Diese typische Genauigkeit von einer saisonalen Stunde war für viele Menschen im Römischen Reich durch Sonnenuhren am Tag und Wasseruhren in der Nacht verfügbar und wurde oft genutzt, allerdings waren diese Geräte meist nicht sehr zuverlässig: Der römische Schreiber Seneca (1. Jh. n. Chr.) bspw. bemängelt die Genauigkeit der Sonnenuhren, indem er erwähnt, dass es es einfacher sei, zwei übereinstimmende Philosophen zu finden, als zwei übereinstimmende Sonnenuhren.

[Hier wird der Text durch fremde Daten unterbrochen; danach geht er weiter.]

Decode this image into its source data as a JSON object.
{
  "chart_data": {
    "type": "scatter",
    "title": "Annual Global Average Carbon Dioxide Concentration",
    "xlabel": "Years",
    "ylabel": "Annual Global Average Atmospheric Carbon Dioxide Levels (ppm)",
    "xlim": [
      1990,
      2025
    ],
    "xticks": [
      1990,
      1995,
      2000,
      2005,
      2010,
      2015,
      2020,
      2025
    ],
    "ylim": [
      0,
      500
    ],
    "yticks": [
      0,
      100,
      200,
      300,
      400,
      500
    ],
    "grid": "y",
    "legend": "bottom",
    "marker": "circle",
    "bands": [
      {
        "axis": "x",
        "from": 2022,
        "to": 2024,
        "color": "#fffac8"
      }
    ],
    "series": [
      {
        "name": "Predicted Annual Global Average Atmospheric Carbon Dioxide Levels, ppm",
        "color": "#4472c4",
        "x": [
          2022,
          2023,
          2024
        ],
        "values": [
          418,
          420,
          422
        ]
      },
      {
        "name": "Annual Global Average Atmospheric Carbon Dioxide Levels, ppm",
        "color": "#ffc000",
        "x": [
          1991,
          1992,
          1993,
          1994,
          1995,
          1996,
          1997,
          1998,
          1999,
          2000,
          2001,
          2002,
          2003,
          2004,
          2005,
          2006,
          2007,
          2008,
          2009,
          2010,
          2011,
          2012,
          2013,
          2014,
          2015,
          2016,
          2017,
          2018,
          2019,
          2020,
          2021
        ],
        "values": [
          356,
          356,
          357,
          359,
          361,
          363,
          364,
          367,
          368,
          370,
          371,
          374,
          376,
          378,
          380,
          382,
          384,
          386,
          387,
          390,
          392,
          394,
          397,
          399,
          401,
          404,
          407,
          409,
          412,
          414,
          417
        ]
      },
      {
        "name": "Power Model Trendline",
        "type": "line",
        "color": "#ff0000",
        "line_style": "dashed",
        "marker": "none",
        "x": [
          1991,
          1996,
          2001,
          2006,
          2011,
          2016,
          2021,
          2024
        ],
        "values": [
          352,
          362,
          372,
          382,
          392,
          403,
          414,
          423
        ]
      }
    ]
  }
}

Auch Astrologen verwendeten diese Uhren, obwohl sie für ihre Arbeit oft eine höhere Präzision benötigten, als diese Instrumente bieten konnten. Eine Zeitangabe auf die saisonale Stunde konnte problematisch sein, wenn ein Zeichen gerade den Aszendenten wechselte. Da durchschnittlich alle vier Minuten ein neuer Grad am Aszendenten aufsteigt, konnte ein genauer Zeichenwechsel oft nicht präzise erfasst werden. Andere astrologische Techniken, wie die Bestimmung der genauen Grenzen („horia“) eines Tierkreiszeichens, erforderten ebenfalls eine höhere Genauigkeit.
Ptolemäus hat die Lösung
Claudius Ptolemäus (2. Jh. n. Chr.) thematisiert dies in seinem berühmten Werk „Tetrabiblos“: „Sehr oft nun herrschen Zweifel bezüglich des ersten und wichtigsten Teils, welche naturgemäß die Stunde der Geburt ist, denn grundsätzlich kann nur ein Blick auf das Astrolabium allein die Minute der Geburt erweisen. So täuschen die übrigen Hilfsmittel, die den Zweck haben, die Stunde anzugeben, von denen verschiedene in Gebrauch sind, sehr oft. Sonnenuhren versagen, wofern sie nicht richtig aufgestellt sind, oder weil ihr Zeiger nicht genau rechtwinklig zur Meridianlinie abgepasst steht. Wasseruhren sind ebenfalls nicht immer zuverlässig, infolge der natürlichen Veränderungen des Wassers. (…) Wir sehen, dass es also notwendig ist, nach einer Art zu suchen, welche zuverlässig den aufsteigenden Grad des Tierkreises zu finden ermöglicht.“
Für Ptolemäus ist es also sehr wichtig, das aufsteigende Zeichen auf den Grad genau bestimmen zu können, selbst wenn dies angesichts der fehleranfälligen Sonnen- und Wasseruhren eine herausfordernde Aufgabe darstellt. Er hält es nicht für unmöglich, wenn der Astrologe Zugang zu einem Astrolabium hat und weiß, wie man es benutzt. Demnach wäre eigentlich zu erwarten, dass Astrologen eine größere Genauigkeit anstrebten. Aber selbst wenn ein Astrologe Zugang zu solchen präziseren Instrumenten für die Zeitmessung und sehr akkurate Tafeln für die Berechnung gehabt hätte, wäre er immer noch abhängig von genauen Ausgangsdaten wie der Geburtszeit gewesen, die der Klient ihm lieferte - und deren Angaben scheinen wie gesagt selten genauer als eine saisonale Stunde gewesen zu sein. Um eine so grob angegebene Zeit der Geburt zu präzisieren, bietet Ptolemäus eine spekulative Berechnungsmethode an (den sognannten "Animodar", der übrigens ganz brauchbar ist). Eine zuverlässigere Lösung war offenbar zu dieser Zeit nicht umsetzbar.
Hellenistische Sonnenuhr, 2. Jh. v. Chr.